Влияние Шаврова, по-моему, было очень велико.

Белогрудов тоже требовал не ограничиваться Иловайским и Белярминовым.

Вся гимназическая система как раз достигала противоположных результатов.

Как на пример укажу на развитие в учениках совершенно индиферентного отношения к религии.

Достигалось это простым способом — обязательным посещением гимназической церкви, с постоянным слежением за поведением учеников в церкви, причем поп подглядывал из алтаря и завел наушников.

Если не ошибаюсь, в 1874 г. в Житомир были высланы под надзор полиции Урсин и Виленц.

Последний был местный уроженец и имел брата в старшем классе гимназии.
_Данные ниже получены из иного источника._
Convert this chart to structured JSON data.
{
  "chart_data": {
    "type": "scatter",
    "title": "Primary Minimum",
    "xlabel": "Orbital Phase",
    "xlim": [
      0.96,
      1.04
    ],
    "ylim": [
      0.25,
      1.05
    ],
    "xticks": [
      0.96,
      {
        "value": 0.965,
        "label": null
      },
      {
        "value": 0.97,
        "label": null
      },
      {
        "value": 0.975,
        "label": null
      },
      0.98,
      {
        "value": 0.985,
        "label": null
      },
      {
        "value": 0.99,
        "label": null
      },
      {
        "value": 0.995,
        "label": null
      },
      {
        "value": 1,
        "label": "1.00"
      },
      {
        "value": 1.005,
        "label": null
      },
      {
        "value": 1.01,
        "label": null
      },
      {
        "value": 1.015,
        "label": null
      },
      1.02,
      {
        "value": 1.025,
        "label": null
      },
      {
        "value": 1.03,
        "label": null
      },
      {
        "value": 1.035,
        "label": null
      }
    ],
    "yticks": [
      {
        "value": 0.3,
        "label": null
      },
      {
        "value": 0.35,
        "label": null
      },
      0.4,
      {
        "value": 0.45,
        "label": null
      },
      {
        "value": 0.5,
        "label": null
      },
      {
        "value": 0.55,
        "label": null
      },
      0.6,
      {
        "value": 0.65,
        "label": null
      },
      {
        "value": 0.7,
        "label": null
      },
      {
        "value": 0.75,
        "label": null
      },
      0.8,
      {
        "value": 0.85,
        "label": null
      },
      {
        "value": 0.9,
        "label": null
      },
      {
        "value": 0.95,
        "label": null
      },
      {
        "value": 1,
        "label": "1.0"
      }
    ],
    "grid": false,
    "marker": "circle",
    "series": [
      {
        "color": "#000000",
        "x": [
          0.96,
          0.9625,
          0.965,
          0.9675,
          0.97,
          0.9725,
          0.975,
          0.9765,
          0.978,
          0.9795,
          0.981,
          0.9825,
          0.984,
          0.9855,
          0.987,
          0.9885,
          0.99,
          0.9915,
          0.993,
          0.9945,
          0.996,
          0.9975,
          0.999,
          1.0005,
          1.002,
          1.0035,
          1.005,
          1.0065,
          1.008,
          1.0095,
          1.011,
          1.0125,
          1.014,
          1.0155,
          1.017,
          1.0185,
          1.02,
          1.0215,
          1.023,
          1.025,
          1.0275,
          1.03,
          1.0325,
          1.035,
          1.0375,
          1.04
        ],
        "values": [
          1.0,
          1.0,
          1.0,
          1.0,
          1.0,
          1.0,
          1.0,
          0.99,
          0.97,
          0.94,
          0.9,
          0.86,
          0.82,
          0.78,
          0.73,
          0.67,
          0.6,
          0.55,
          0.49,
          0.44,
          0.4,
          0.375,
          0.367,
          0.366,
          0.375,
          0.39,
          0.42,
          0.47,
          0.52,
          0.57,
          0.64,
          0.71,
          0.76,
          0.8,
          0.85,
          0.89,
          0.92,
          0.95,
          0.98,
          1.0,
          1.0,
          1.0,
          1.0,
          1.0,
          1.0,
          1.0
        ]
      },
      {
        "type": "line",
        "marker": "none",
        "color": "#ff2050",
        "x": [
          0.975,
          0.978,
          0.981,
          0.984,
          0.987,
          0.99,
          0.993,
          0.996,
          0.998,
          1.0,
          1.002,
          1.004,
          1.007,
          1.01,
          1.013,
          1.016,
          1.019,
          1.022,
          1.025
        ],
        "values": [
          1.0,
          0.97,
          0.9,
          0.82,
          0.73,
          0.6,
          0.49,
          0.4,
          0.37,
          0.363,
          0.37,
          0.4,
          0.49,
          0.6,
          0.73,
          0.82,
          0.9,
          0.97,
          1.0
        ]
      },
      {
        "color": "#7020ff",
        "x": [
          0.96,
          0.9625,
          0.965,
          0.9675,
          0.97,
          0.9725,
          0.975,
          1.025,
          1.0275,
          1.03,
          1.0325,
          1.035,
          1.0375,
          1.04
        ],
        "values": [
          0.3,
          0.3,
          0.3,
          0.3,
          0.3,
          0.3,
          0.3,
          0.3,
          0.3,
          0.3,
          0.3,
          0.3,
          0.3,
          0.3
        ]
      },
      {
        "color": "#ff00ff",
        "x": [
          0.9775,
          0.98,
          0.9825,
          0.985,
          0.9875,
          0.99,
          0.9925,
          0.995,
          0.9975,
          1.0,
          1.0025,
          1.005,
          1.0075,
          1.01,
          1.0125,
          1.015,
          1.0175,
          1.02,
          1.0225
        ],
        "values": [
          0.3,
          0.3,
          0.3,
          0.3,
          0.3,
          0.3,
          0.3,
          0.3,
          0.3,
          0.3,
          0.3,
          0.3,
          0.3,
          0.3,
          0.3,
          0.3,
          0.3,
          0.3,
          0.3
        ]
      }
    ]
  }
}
Они свели знакомство с учениками старших классов, и с их-то легкой руки "крамола" свила прочное гнездо в Житомирской гимназии.

Среди гимназистов старших классов пошли гулять недозволенные для чтения книги, в первую голову сочинения Писарева.

Появилась и нелегальная литература, только в небольшом количестве.

Но все-таки организованного кружка не было. Урсин и Виленц как таинственно появились, так и скрылись.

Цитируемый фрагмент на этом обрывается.